Definitions

# Constraint inference

In constraint satisfaction, constraint inference is a relationship between constraints are their consequences. A set of constraints $D$ entails a constraint $C$ if every solution to $D$ is also a solution to $C$. In other words, if $V$ is a valuation of the variables in the scopes of the constraints in $D$ and all constraints in $D$ are satisfied by $V$, then $V$ also satifies the constraint $C$.

Some operations on constraints produce a new constraint that is a consequence of them. Constraint composition operates on a pair of binary constraints $\left(\left(x,y\right),R\right)$ and $\left(\left(y,z\right),S\right)$ with a common variable. The composition of such two constraints is the constraint $\left(\left(x,z\right),Q\right)$ that is satisfied by every evaluation of the two non-shared variables for which there exists a value of the shared variable $y$ such that the evaluation of these three variables satisfies the two original constraints $\left(\left(x,y\right),R\right)$ and $\left(\left(y,z\right),S\right)$.

Constraint projection restricts the effects of a constraint to some of its variables. Given a constraint $\left(t,R\right)$ its projection to a subset $t\text{'}$ of its variables is the constraint $\left(t\text{'},R\text{'}\right)$ that is satisfied by an evaluation if this evaluation can be extended to the other variables in such a way the original constraint $\left(t,R\right)$ is satisfied.

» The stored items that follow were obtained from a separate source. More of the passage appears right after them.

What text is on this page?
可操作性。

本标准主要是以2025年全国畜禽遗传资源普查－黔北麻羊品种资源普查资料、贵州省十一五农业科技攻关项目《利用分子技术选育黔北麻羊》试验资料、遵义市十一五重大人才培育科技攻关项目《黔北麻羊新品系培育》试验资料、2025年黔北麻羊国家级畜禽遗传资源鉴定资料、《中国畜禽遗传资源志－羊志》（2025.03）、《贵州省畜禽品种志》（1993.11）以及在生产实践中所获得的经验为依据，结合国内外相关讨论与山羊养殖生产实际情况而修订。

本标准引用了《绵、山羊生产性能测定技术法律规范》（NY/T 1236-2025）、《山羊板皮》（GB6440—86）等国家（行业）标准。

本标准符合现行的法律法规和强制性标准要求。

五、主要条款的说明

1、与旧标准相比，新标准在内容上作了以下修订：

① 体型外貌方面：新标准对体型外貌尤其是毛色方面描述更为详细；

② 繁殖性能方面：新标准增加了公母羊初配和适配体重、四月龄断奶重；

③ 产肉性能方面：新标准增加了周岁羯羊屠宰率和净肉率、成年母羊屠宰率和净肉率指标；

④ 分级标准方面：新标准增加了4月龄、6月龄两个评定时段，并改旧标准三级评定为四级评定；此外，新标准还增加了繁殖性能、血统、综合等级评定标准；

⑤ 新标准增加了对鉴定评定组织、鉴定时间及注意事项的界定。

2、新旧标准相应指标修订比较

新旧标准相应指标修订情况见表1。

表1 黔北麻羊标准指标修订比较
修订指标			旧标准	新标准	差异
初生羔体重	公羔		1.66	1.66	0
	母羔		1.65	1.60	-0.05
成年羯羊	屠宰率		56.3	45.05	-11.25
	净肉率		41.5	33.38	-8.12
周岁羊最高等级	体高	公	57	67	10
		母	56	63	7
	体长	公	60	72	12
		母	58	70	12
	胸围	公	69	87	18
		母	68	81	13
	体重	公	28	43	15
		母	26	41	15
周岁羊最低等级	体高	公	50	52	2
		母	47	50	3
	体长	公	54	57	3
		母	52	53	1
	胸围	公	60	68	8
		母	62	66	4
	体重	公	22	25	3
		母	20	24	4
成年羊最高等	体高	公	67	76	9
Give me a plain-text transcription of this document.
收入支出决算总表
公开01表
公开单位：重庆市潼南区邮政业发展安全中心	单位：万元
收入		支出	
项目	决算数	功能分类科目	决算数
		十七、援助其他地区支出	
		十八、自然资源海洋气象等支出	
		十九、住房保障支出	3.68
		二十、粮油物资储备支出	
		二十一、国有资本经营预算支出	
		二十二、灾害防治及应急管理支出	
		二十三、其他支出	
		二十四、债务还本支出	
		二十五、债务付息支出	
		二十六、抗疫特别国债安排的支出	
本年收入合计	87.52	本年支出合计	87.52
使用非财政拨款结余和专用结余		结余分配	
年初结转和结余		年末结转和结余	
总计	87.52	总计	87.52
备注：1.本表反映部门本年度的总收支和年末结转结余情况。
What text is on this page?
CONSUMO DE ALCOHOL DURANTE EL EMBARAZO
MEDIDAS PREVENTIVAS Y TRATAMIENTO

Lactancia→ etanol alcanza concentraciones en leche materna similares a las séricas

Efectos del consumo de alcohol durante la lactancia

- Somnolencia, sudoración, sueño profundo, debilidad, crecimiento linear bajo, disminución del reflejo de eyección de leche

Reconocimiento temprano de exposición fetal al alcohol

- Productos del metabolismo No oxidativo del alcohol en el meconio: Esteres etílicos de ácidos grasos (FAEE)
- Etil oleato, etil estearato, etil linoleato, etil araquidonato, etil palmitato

Extended composition is similar in principle to composition, but allows for an arbitrary number of possibly non-binary constraints; the generated constraint is on an arbitrary subset of the variables of the original constraints. Given constraints $C_1,ldots,C_m$ and a list $A$ of their variables, the extended composition of them is the constraint $\left(A,R\right)$ where an evaluation of $A$ satisfies this constraint if it can be extended to the other variables so that $C_1,ldots,C_m$ are all satisfied.